Nachdem ich (hier) bereits im April 2011 ausführlich über die Chancen und Risiken von Kundenmagazinen für Fashion- und Lifestylemarken geschrieben habe, hat sich nun auch die Sueddeutsche Zeitung des Themas angenommen. Unter dem Titel "Erste Reihe: Das Heft zur Marke" stellt Max Scharnigg einige der interessantesten Kundenmagazine kurz vor (die folgenden Texte entstammen dem SZ-Artikel):
Rika
Dafür, dass Rika einst mit schlichten Ledertaschen angefangen hat, sind im Magazin aber rekordverdächtig viele Brüste zu sehen? Ach so, dazwischen sind auch noch Jim-Morrison-Porträt und Motorräder eingeflochten, es geht also Richtung Rock'n'Roll. Die Kundenbindung ist äußerst locker gehalten, man erfährt nichts über Bezugsmöglichkeiten oder gar Preise der Fetzen. Das ganze Heft eine geheimnisvolle Muse. Frauenbild für diesen Sommer: Als Patti Smith verkleidet betrunken im Hinterhof rumknutschen.
Monki
Früher gab es nur den Otto-Katalog,heute hat jede größere Boutique ihr eigenes Magazin. Im Magazin der schwedische Kette Monki ist auf 75 Seiten kein Mann zu sehen. Stattdessen durchwandert die Leserin Mädchenzimmer. Höschenschubladen und bekommt eine Anleitung, wie sie einen putzigen Pappmache-Katzenkopf zum Selbertragen basteln kann. Pferde, Vögel, Schmusetiere, dazwischen geringelte Strümpfe. Frauenbild für diesen Sommer: Pippi Langstrumpf kommt in die Pubertät und hat nix anzuziehen, aber egal!
Asos
Die stark expandierende britische Internet-Mode-Plattform Asos flankiert ihr Geschäft mit einem monatlichen Heft aus echtem Papier. Es ist von einem Mädchenmagazin am Kiosk kaum zu unterscheiden - sogar an die Nivea-Werbung wurde gedacht. Dazu werden Hollywood- Nachrichten, Caleballes und Schminktipps gereicht. Brav: Alles, was man sieht, kann man bei Asos kaufen, Frauenbild für diesen Sommer: Mal im lässigen Nachthemd am Sunset Boulevard rumstehen und nach Cowboyhüten fragen.
H&M
Hätte man auch nicht gedacht: Das H&M-Magazin siezt seine Leserinnen.
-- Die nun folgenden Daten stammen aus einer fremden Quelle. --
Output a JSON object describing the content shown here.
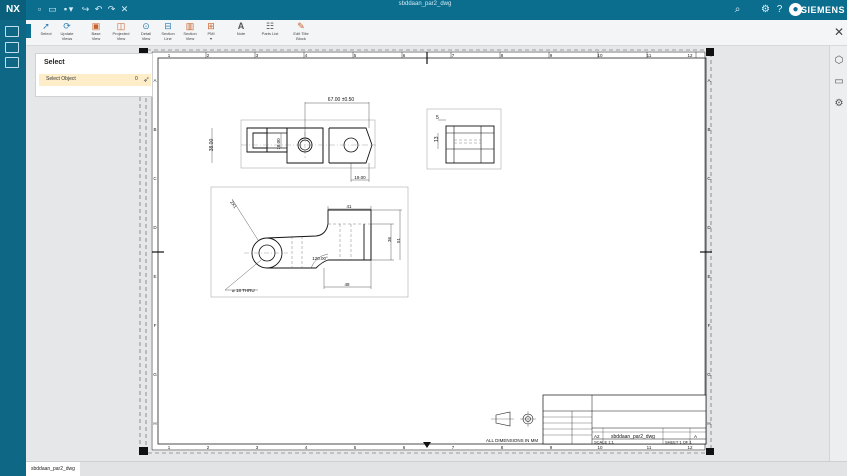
{
  "app": {
    "logo": "NX",
    "title": "sbddaan_par2_dwg",
    "brand": "SIEMENS"
  },
  "ribbon": {
    "buttons": [
      {
        "line1": "Select",
        "line2": ""
      },
      {
        "line1": "Update",
        "line2": "Views"
      },
      {
        "line1": "Base",
        "line2": "View"
      },
      {
        "line1": "Projected",
        "line2": "View"
      },
      {
        "line1": "Detail",
        "line2": "View"
      },
      {
        "line1": "Section",
        "line2": "Line"
      },
      {
        "line1": "Section",
        "line2": "View"
      },
      {
        "line1": "PMI",
        "line2": "▾"
      },
      {
        "line1": "Note",
        "line2": ""
      },
      {
        "line1": "Parts List",
        "line2": ""
      },
      {
        "line1": "Edit Title",
        "line2": "Block"
      }
    ]
  },
  "select_panel": {
    "title": "Select",
    "row_label": "Select Object",
    "row_count": "0"
  },
  "drawing": {
    "columns": [
      "1",
      "2",
      "3",
      "4",
      "5",
      "6",
      "7",
      "8",
      "9",
      "10",
      "11",
      "12"
    ],
    "rows": [
      "A",
      "B",
      "C",
      "D",
      "E",
      "F",
      "G",
      "H"
    ],
    "dims": {
      "top_width": "67.00 ±0.50",
      "height_38": "38.00",
      "height_18": "18.00",
      "width_19": "19.00",
      "right_5": "5",
      "right_13": "13",
      "radius_r": "2X1",
      "w41": "41",
      "h36": "36",
      "h51": "51",
      "angle": "120.00°",
      "w48": "48",
      "hole": "⌀ 18 THRU"
    },
    "notes": {
      "all_dims": "ALL DIMENSIONS IN MM"
    },
    "title_block": {
      "drawing_name": "sbddaan_par2_dwg",
      "size": "A2",
      "scale": "SCALE 1:1",
      "sheet": "SHEET 1 OF 1",
      "revision": "A"
    }
  },
  "tabs": {
    "active": "sbddaan_par2_dwg"
  }
}
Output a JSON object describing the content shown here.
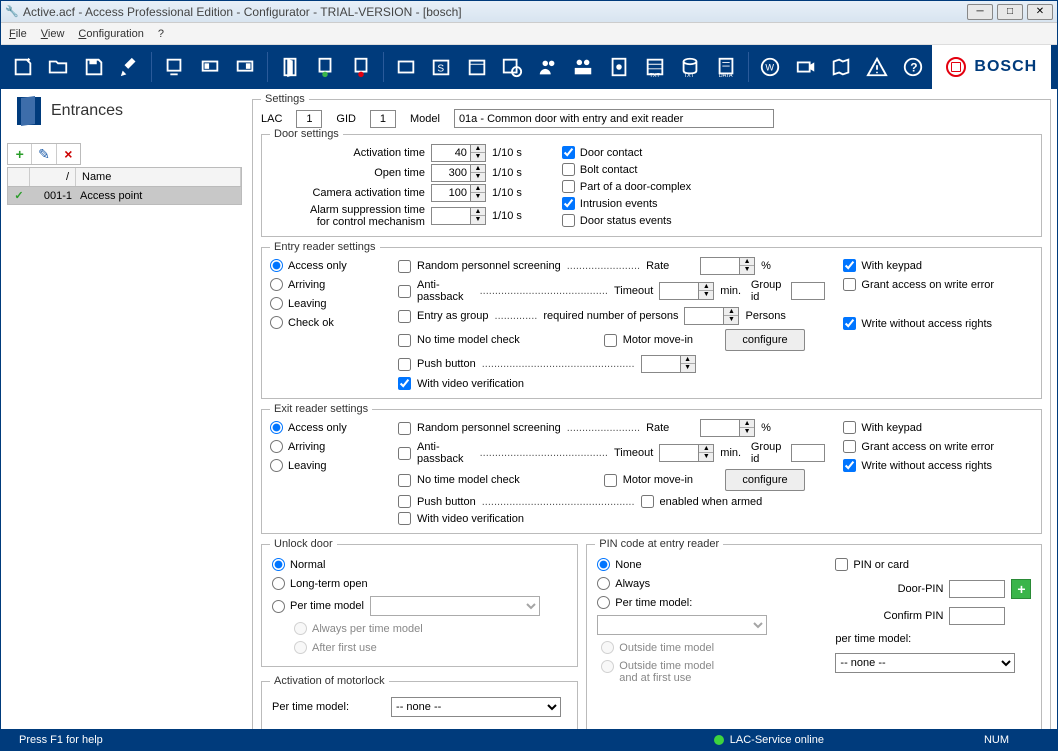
{
  "window": {
    "title": "Active.acf - Access Professional Edition - Configurator - TRIAL-VERSION - [bosch]"
  },
  "menu": {
    "file": "File",
    "view": "View",
    "config": "Configuration",
    "help": "?"
  },
  "brand": "BOSCH",
  "page": {
    "title": "Entrances"
  },
  "tree": {
    "cols": {
      "c2": "/",
      "c3": "Name"
    },
    "row": {
      "id": "001-1",
      "name": "Access point"
    }
  },
  "settings": {
    "legend": "Settings",
    "lac_label": "LAC",
    "lac": "1",
    "gid_label": "GID",
    "gid": "1",
    "model_label": "Model",
    "model": "01a - Common door with entry and exit reader"
  },
  "door": {
    "legend": "Door settings",
    "activation_label": "Activation time",
    "activation": "40",
    "open_label": "Open time",
    "open": "300",
    "cam_label": "Camera activation time",
    "cam": "100",
    "alarm_label1": "Alarm suppression time",
    "alarm_label2": "for control mechanism",
    "alarm": "",
    "unit": "1/10 s",
    "door_contact": "Door contact",
    "bolt_contact": "Bolt contact",
    "part_complex": "Part of a door-complex",
    "intrusion": "Intrusion events",
    "status_events": "Door status events"
  },
  "entry": {
    "legend": "Entry reader settings",
    "access_only": "Access only",
    "arriving": "Arriving",
    "leaving": "Leaving",
    "checkok": "Check ok",
    "rand": "Random personnel screening",
    "rand_dots": "........................",
    "rate": "Rate",
    "pct": "%",
    "anti": "Anti-passback",
    "anti_dots": "..........................................",
    "timeout": "Timeout",
    "min": "min.",
    "group": "Entry as group",
    "group_dots": "..............",
    "group_req": "required number of persons",
    "persons": "Persons",
    "groupid": "Group id",
    "notime": "No time model check",
    "motor": "Motor move-in",
    "configure": "configure",
    "push": "Push button",
    "push_dots": "..................................................",
    "video": "With video verification",
    "keypad": "With keypad",
    "grant_err": "Grant access on write error",
    "write_no": "Write without access rights"
  },
  "exit": {
    "legend": "Exit reader settings",
    "access_only": "Access only",
    "arriving": "Arriving",
    "leaving": "Leaving",
    "rand": "Random personnel screening",
    "rand_dots": "........................",
    "rate": "Rate",
    "pct": "%",
    "anti": "Anti-passback",
    "anti_dots": "..........................................",
    "timeout": "Timeout",
    "min": "min.",
    "notime": "No time model check",
    "motor": "Motor move-in",
    "configure": "configure",
    "push": "Push button",
    "push_dots": "..................................................",
    "armed": "enabled when armed",
    "video": "With video verification",
    "keypad": "With keypad",
    "grant_err": "Grant access on write error",
    "write_no": "Write without access rights",
    "groupid": "Group id"
  },
  "unlock": {
    "legend": "Unlock door",
    "normal": "Normal",
    "long": "Long-term open",
    "ptm": "Per time model",
    "always_ptm": "Always per time model",
    "after_first": "After first use"
  },
  "motorlock": {
    "legend": "Activation of motorlock",
    "ptm": "Per time model:",
    "none": "-- none --"
  },
  "pin": {
    "legend": "PIN code at entry reader",
    "none": "None",
    "always": "Always",
    "ptm": "Per time model:",
    "out1": "Outside time model",
    "out2a": "Outside time model",
    "out2b": "and at first use",
    "pin_or_card": "PIN or card",
    "doorpin": "Door-PIN",
    "confirm": "Confirm PIN",
    "ptm_label": "per time model:",
    "none_opt": "-- none --"
  },
  "status": {
    "help": "Press F1 for help",
    "lac": "LAC-Service online",
    "num": "NUM"
  }
}
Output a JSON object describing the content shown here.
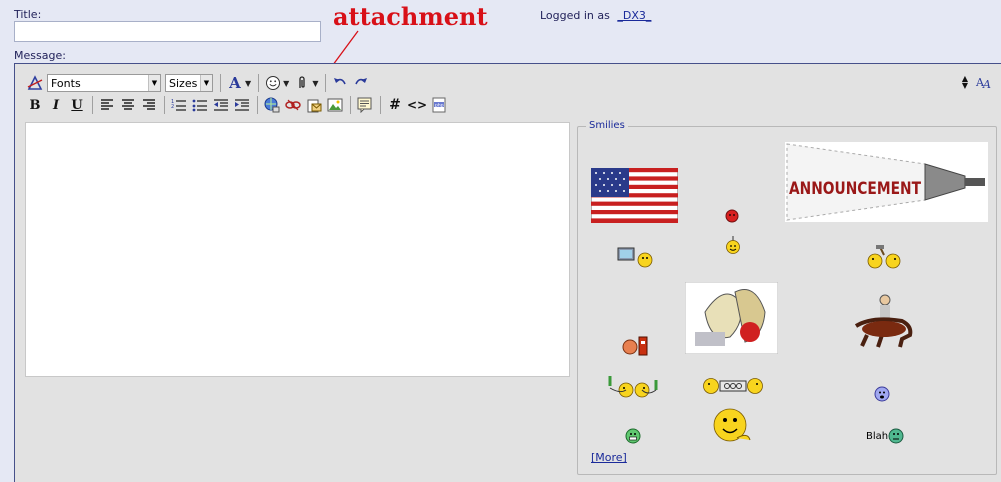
{
  "header": {
    "title_label": "Title:",
    "title_value": "",
    "logged_in_label": "Logged in as",
    "logged_in_user": "_DX3_",
    "message_label": "Message:"
  },
  "annotation": "attachment",
  "toolbar": {
    "font_select": "Fonts",
    "size_select": "Sizes",
    "buttons_row1": [
      "switch-mode",
      "font-color",
      "smilies",
      "attachment",
      "undo",
      "redo"
    ],
    "buttons_row2": [
      "bold",
      "italic",
      "underline",
      "align-left",
      "align-center",
      "align-right",
      "numbered-list",
      "bullet-list",
      "outdent",
      "indent",
      "insert-link",
      "remove-link",
      "email-link",
      "insert-image",
      "quote",
      "hash",
      "code",
      "php"
    ],
    "bold_glyph": "B",
    "italic_glyph": "I",
    "underline_glyph": "U",
    "hash_glyph": "#",
    "code_glyph": "<>"
  },
  "message": {
    "value": ""
  },
  "smilies": {
    "legend": "Smilies",
    "more_link": "[More]",
    "announcement_text": "ANNOUNCEMENT",
    "blah_text": "Blah"
  },
  "colors": {
    "background": "#e5e8f4",
    "editor_bg": "#e2e2e2",
    "annotation": "#d81018",
    "link": "#1a2a9a"
  }
}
Davon abgesehen halten sich die Überraschungen in diesem Kompendium in Grenzen, die Optik des Heftes entspricht exakt der, die man von den Bushaltestellen kennt: Bikinidamen beim Strandlauf und Gisele Bündchen im Interview, alle Fotos mit Weichzeichner. Alle Models mit langen Haaren. Frauenbild für diesen Sommer: Fingerlange kurze Hosen, obenrum alles schön weit und damit dann als DJane an der Plava Karriere machen.
Weekday
Das "Freezine" des schwedischen Hipster-Ausstatters Weekday entpuppt sich als einzige Modestrecke,bevölkert von somnambulen
und dürren Menschen. Auf der letzten Seite werden Mitarbeiter
hinsichtlich ihrer geheimen Talente verhört. Der Effekt ist, dass man
sich nie mehr in eine Filiale traut, weil alle Angestellten offenbar überkreative Künstler sind, die nach Feierabend einen neuen Club eröffnen. Frauenbild für diesen Sommer: Lange Tops mit nix drunter
tragen und schlecht gelaunt sein.
Cos
Der edle Ableger des H&M-Imperiums gibt sich alle Mühe, sein Anspruchsdenken auch in Papierform zu untermauern: Viel luxuriösen Weißraum gibt es hier, nachdenkliche Models, ein beigelegtes Kunstposter, asketische Fotostrecken und Interviews mit absolut authentischen Menschen, wie einem Londoner Bäcker. Da fühlt sich die Zielgruppe der Urbanromantiker bestens verstanden. Frauenbild für diesen Sommer: Tagsüber im Breton-Shirt auf die Elite-Universität, abends über Ponys reden.
Net-a-Porter
Die Großmutter des Online-Fashion-Shoppings hat auch bei den Marken-Blättchen die Deutungshoheit: Die besten Labels werden hier ziemlich genialisch kombiniert, Jungdesigner ins Rampenlicht befördert und die Fashionblogger weltweit nehmen das als Vorgabe für ihr eigenes Trendgeflüster. Nicht nur was die Preise der gezeigten Teile angeht, ist es also von hier zur Vogue nicht mehr weit. Frauenbild für diesen Sommer: Mit Proenza-Schouler-Kleid beim Susan-Sontag-Lookalike-Contest Zweite werden.